| Measure | Value |
|---|---|
| Monitor-day observations | 13,057 |
| Unique monitors | 83 |
| Metropolitan areas | 21 |
| Date range | 2024-01-01 to 2024-12-31 |
| Mean daily PM2.5 | 8.84 ug/m3 |
| High PM2.5 monitor-days (>35 ug/m3) | 74 (0.57%) |
Predicting Daily PM2.5 from Weather in Major U.S. Metropolitan Areas
This final project extends my midterm analysis of 2024 PM2.5 and weather conditions. The core question is:
How are daily PM2.5 levels associated with temperature, precipitation, wind, pressure, and humidity across major U.S. metropolitan areas in 2024, and can these conditions help predict high-pollution days?
The project uses a merged monitor-day dataset built from EPA AQS PM2.5 records, AQS weather summary files, and NOAA CDO API weather variables. The final analysis moves from descriptive exploration to prediction with Random Forest and XGBoost models.
Project Snapshot
What This Site Contains
- Interactive visualizations: three Plotly figures for the Homework 5 requirement, including a monitor map, monthly/seasonal PM2.5 distributions, and a weather relationship explorer.
- Written report: the full reproducible report with hidden code, cleaned tables, model comparisons, and interpretation.
- Download the report: PDF version of the written report.
- GitHub repository: source files, data, and website code(The final project code is under the folder final project).
Main Findings
PM2.5 levels vary strongly across space and season. The highest average concentrations in this dataset appear in Southern California and several large industrial or warm-climate metropolitan areas, while summer and winter show the clearest seasonal elevation. The July peaks are consistent with the wildfire-smoke interpretation discussed in the midterm, although this report treats wildfire influence as contextual evidence rather than a directly modeled variable.

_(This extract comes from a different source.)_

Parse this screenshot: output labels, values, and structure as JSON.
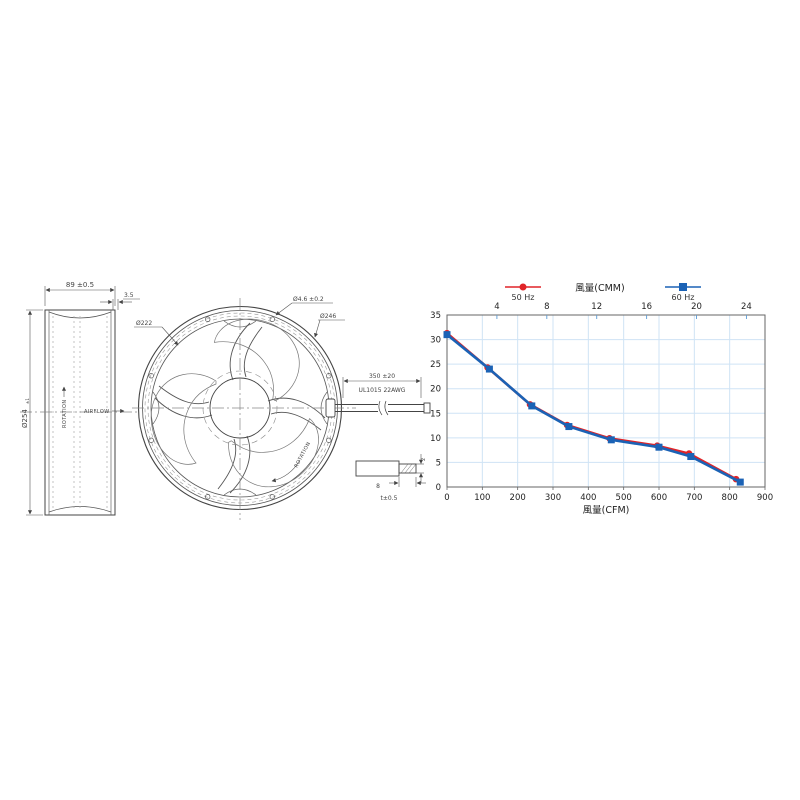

The predictive models confirm that PM2.5 is not driven by one weather variable alone. Spatial location, time of year, temperature, wind, pressure, precipitation, and humidity all contribute. For continuous PM2.5 prediction, Random Forest and XGBoost are compared using RMSE, MAE, and R-squared. For high PM2.5 classification, the report focuses on recall, precision, F1, ROC-AUC, and PR-AUC because high-pollution days above 35 ug/m3 are rare.
Reproducibility
The website is rendered with Quarto and Python. All code chunks are hidden in the report output, but the source .qmd files contain the full analysis workflow. The main data file is pm25_weather_local_2024_2.0.csv in this project directory.